Depois da derrubada de 18 vetos ao projeto de abuso de autoridade, o presidente Jair Bolsonaro decidiu não tentar reestabelecer os dispositivos e respeitar a vontade do Congresso Nacional.

O presidente foi aconselhado por interlocutores de confiança a virar a página e evitar esgarçar a relação com deputados e senadores.

Entrou no cálculo a grande diferença de votos pela derrubada, o que sinaliza uma insatisfação generalizada e uma dificuldade de recompor o texto. Em um dos vetos, o placar pela derrubada foi de 44 senadores favoráveis contra 32 contrários, e de 380 deputados favoráveis contra 190 contrários. Mais do que suficiente para aprovar uma PEC, por exemplo.

Na noite de terça- feira, 24, comandados pelo presidente do Senado, Davi Alcolumbre (DEM-AP), os parlamentares retomaram pontos aprovados no projeto que penalizam condutas de juízes e investigadores.
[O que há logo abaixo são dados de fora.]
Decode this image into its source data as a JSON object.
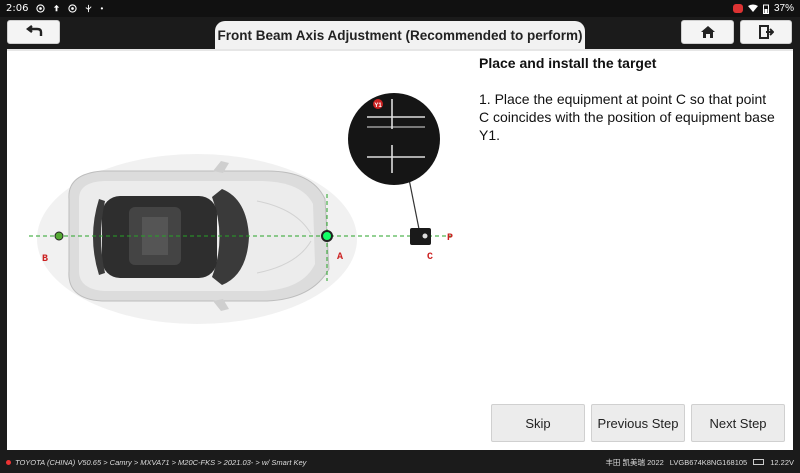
{
  "status_bar": {
    "time": "2:06",
    "battery": "37%"
  },
  "header": {
    "title": "Front Beam Axis Adjustment (Recommended to perform)"
  },
  "instructions": {
    "title": "Place and install the target",
    "text": "1. Place the equipment at point C so that point C coincides with the position of equipment base Y1."
  },
  "diagram": {
    "label_b": "B",
    "label_a": "A",
    "label_c": "C",
    "label_p": "P",
    "marker_y1": "Y1"
  },
  "buttons": {
    "skip": "Skip",
    "previous": "Previous Step",
    "next": "Next Step"
  },
  "footer": {
    "breadcrumb": "TOYOTA (CHINA) V50.65 > Camry > MXVA71 > M20C-FKS > 2021.03- > w/ Smart Key",
    "vehicle": "丰田 凯美瑞 2022",
    "vin": "LVGB674K8NG168105",
    "voltage": "12.22V"
  },
  "colors": {
    "guide_green": "#27a327",
    "label_red": "#cc2222",
    "background_dark": "#1b1b1b"
  }
}
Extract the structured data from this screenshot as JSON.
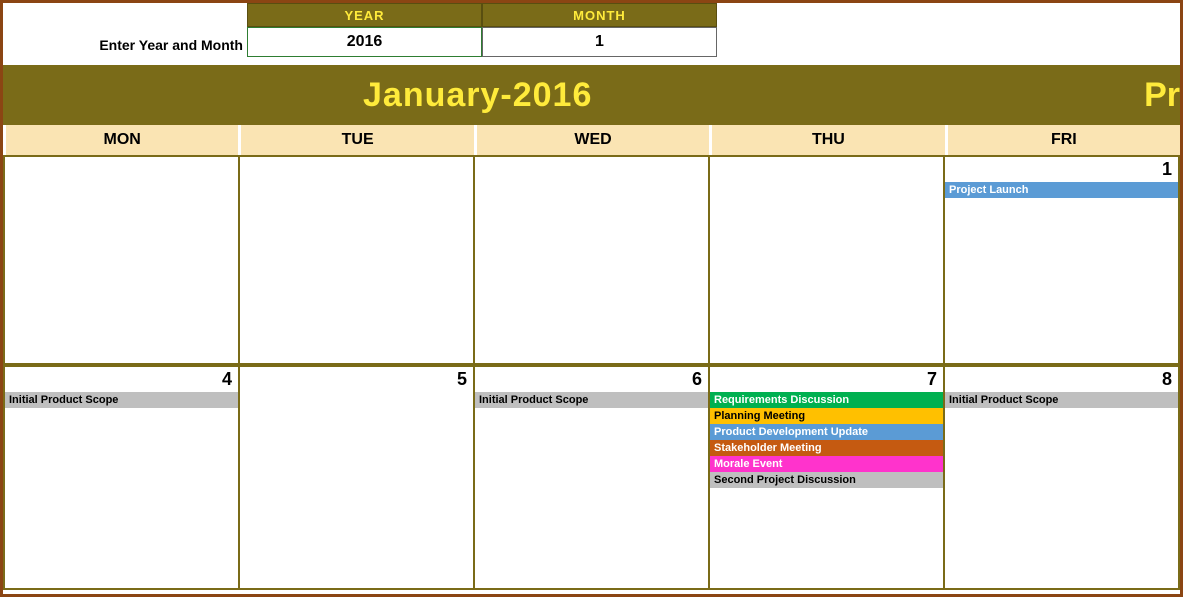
{
  "input": {
    "label": "Enter Year and Month",
    "year_header": "YEAR",
    "month_header": "MONTH",
    "year_value": "2016",
    "month_value": "1"
  },
  "banner": {
    "title": "January-2016",
    "right_partial": "Pr"
  },
  "days": [
    "MON",
    "TUE",
    "WED",
    "THU",
    "FRI"
  ],
  "dates": {
    "r1c5": "1",
    "r2c1": "4",
    "r2c2": "5",
    "r2c3": "6",
    "r2c4": "7",
    "r2c5": "8"
  },
  "events": {
    "fri1_1": "Project Launch",
    "mon4_1": "Initial Product Scope",
    "wed6_1": "Initial Product Scope",
    "thu7_1": "Requirements Discussion",
    "thu7_2": "Planning Meeting",
    "thu7_3": "Product Development Update",
    "thu7_4": "Stakeholder Meeting",
    "thu7_5": "Morale Event",
    "thu7_6": "Second Project Discussion",
    "fri8_1": "Initial Product Scope"
  }
}
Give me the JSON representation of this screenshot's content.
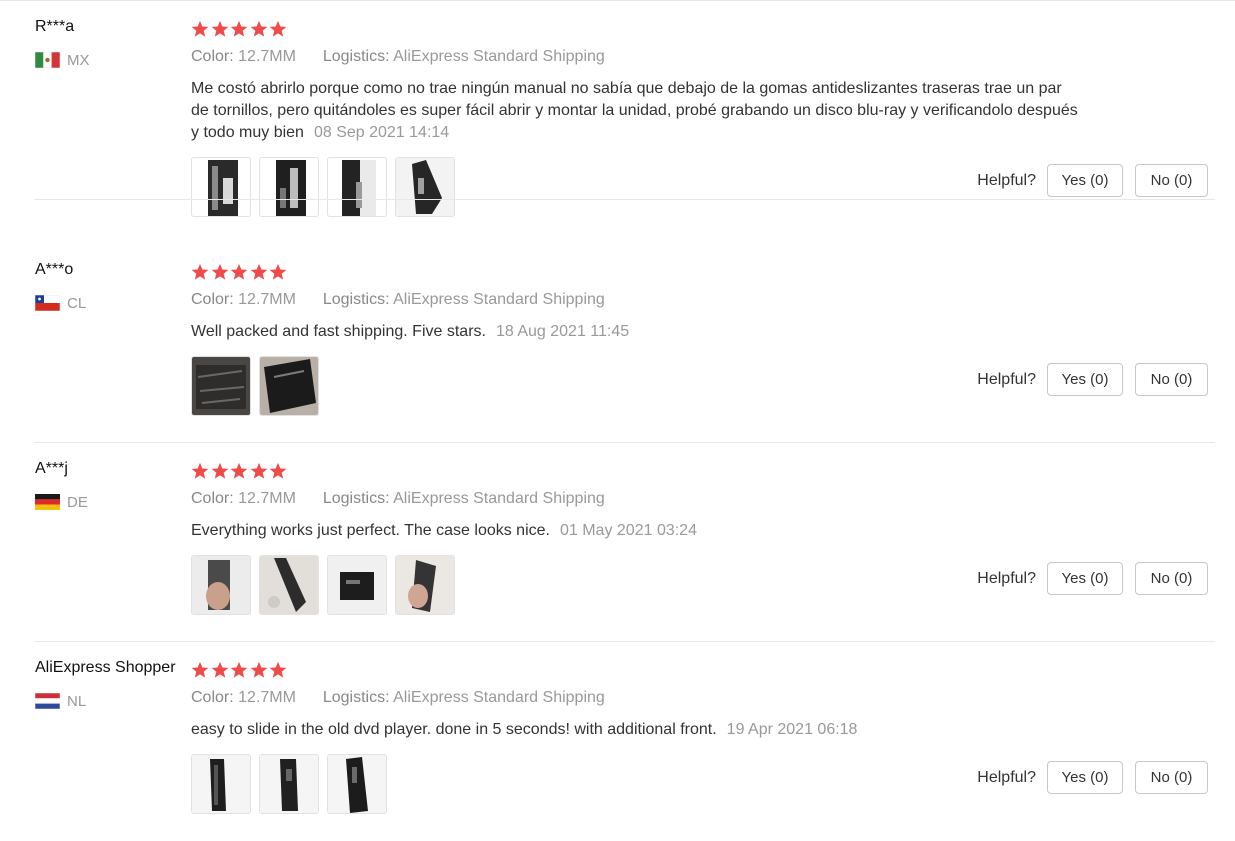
{
  "helpful_label": "Helpful?",
  "star_color": "#f04b4b",
  "reviews": [
    {
      "user": "R***a",
      "country": "MX",
      "flag": "mexico-flag-icon",
      "stars": 5,
      "color_label": "Color:",
      "color_value": "12.7MM",
      "logistics_label": "Logistics:",
      "logistics_value": "AliExpress Standard Shipping",
      "text": "Me costó abrirlo porque como no trae ningún manual no sabía que debajo de la gomas antideslizantes traseras trae un par de tornillos, pero quitándoles es super fácil abrir y montar la unidad, probé grabando un disco blu-ray y verificandolo después y todo muy bien",
      "date": "08 Sep 2021 14:14",
      "yes": "Yes (0)",
      "no": "No (0)",
      "photos": 4
    },
    {
      "user": "A***o",
      "country": "CL",
      "flag": "chile-flag-icon",
      "stars": 5,
      "color_label": "Color:",
      "color_value": "12.7MM",
      "logistics_label": "Logistics:",
      "logistics_value": "AliExpress Standard Shipping",
      "text": "Well packed and fast shipping. Five stars.",
      "date": "18 Aug 2021 11:45",
      "yes": "Yes (0)",
      "no": "No (0)",
      "photos": 2
    },
    {
      "user": "A***j",
      "country": "DE",
      "flag": "germany-flag-icon",
      "stars": 5,
      "color_label": "Color:",
      "color_value": "12.7MM",
      "logistics_label": "Logistics:",
      "logistics_value": "AliExpress Standard Shipping",
      "text": "Everything works just perfect. The case looks nice.",
      "date": "01 May 2021 03:24",
      "yes": "Yes (0)",
      "no": "No (0)",
      "photos": 4
    },
    {
      "user": "AliExpress Shopper",
      "country": "NL",
      "flag": "netherlands-flag-icon",
      "stars": 5,
      "color_label": "Color:",
      "color_value": "12.7MM",
      "logistics_label": "Logistics:",
      "logistics_value": "AliExpress Standard Shipping",
      "text": "easy to slide in the old dvd player. done in 5 seconds! with additional front.",
      "date": "19 Apr 2021 06:18",
      "yes": "Yes (0)",
      "no": "No (0)",
      "photos": 3
    }
  ]
}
O senador antecipou a sessão do Congresso, marcada inicialmente para a próxima semana, como forma de mostrar a insatisfação com o mandado de busca e apreensão que teve como alvo o líder do governo, Fernando Bezerra (MDB-PE).

Foram retomados 18 dos 33 dispositivos vetados por Bolsonaro. Um deles, por exemplo, foi a pena de prisão para juízes que não substituírem a prisão preventiva por medida cautelar ou liberdade provisória quando for “manifestamente cabível” na legislação.